Star Models, a modeling agency in Brazil, has released a graphic new anti-anorexia ad campaign, using Photoshop to turn models into life-size fashion illustrations. The ads, which run with the tagline ‘say no to anorexia’, show a fashion illustration with typically exaggerated proportions next to a model wearing the same outfit – and the same measurements.
While the models have been airbrushed to mimic the unrealistic illustrations, the ad pleads to young women: ‘You are not a sketch.’ The campaign has been seen as ‘powerful’ with critics hopeful that it will set an effective message against thinspiration and pro-anorexia websites. Liz Osborne-Leavall, who works in customer service at Epicuren, said: “It sends a powerful message… it’s a literal visualization of what the fashion industry sets the standards at. While commenter Adam Green said: “I like these ads because they address the issue that anorexia seems to stem from the inability for people to distinguish reality from fiction. Barbie dolls don’t have realistic proportions, but we should be teaching girls that they don’t have to look like a Barbie doll instead of banning Barbies. It’s nitpicking a toy company versus actually making an effort to teach girls how to think healthy.”

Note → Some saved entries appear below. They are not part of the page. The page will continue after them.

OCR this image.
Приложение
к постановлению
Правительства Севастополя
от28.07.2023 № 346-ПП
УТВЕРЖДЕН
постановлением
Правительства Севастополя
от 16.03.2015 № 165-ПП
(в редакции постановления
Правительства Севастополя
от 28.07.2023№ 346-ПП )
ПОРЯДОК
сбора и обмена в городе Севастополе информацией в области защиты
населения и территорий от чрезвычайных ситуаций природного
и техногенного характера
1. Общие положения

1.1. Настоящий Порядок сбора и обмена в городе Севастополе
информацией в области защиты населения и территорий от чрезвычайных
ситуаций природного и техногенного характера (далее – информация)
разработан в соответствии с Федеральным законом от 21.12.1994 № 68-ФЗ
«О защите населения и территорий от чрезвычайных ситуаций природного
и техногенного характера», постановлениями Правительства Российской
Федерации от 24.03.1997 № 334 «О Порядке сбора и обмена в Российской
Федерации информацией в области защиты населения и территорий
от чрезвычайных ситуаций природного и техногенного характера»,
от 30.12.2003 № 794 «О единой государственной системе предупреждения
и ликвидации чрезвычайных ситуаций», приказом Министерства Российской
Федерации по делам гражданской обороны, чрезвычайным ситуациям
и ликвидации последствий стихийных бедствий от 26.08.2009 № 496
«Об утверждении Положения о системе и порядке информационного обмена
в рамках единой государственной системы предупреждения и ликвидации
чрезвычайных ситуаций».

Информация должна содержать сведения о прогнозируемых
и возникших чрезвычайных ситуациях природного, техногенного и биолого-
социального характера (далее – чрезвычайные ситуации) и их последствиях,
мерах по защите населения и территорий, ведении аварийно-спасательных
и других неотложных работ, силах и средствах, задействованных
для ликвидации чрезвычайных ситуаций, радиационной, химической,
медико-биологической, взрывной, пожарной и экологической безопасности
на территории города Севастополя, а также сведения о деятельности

However some commenters believe that the ads may actually promote thinspiration – advocacy of the disease through social media and ‘pro-ana’ websites. One commenter wrote: “Unfortunately I think some women could look to these images for thinspiration.” Another stated: “It is a good campaign for young girls who have not yet succumbed to the thin culture of our country, to perhaps nip the tendency in the bud. But for those who are truly anorexic, these models are their GOAL.”
This is not the first campaign to use such shocking images to convey its message though. In 2007, an ad for Italian fashion brand Nolita starred model Isabelle Caro, who was openly suffering from anorexia at the time. Her skeletal image, with vertebrae and facial bones protruding, shocked viewers and drew worldwide attention. She passed away three years later at age 28.
One commenter believes that the ad is a step in the right direction yet added: “It would be better if modeling agencies practiced what they preached.”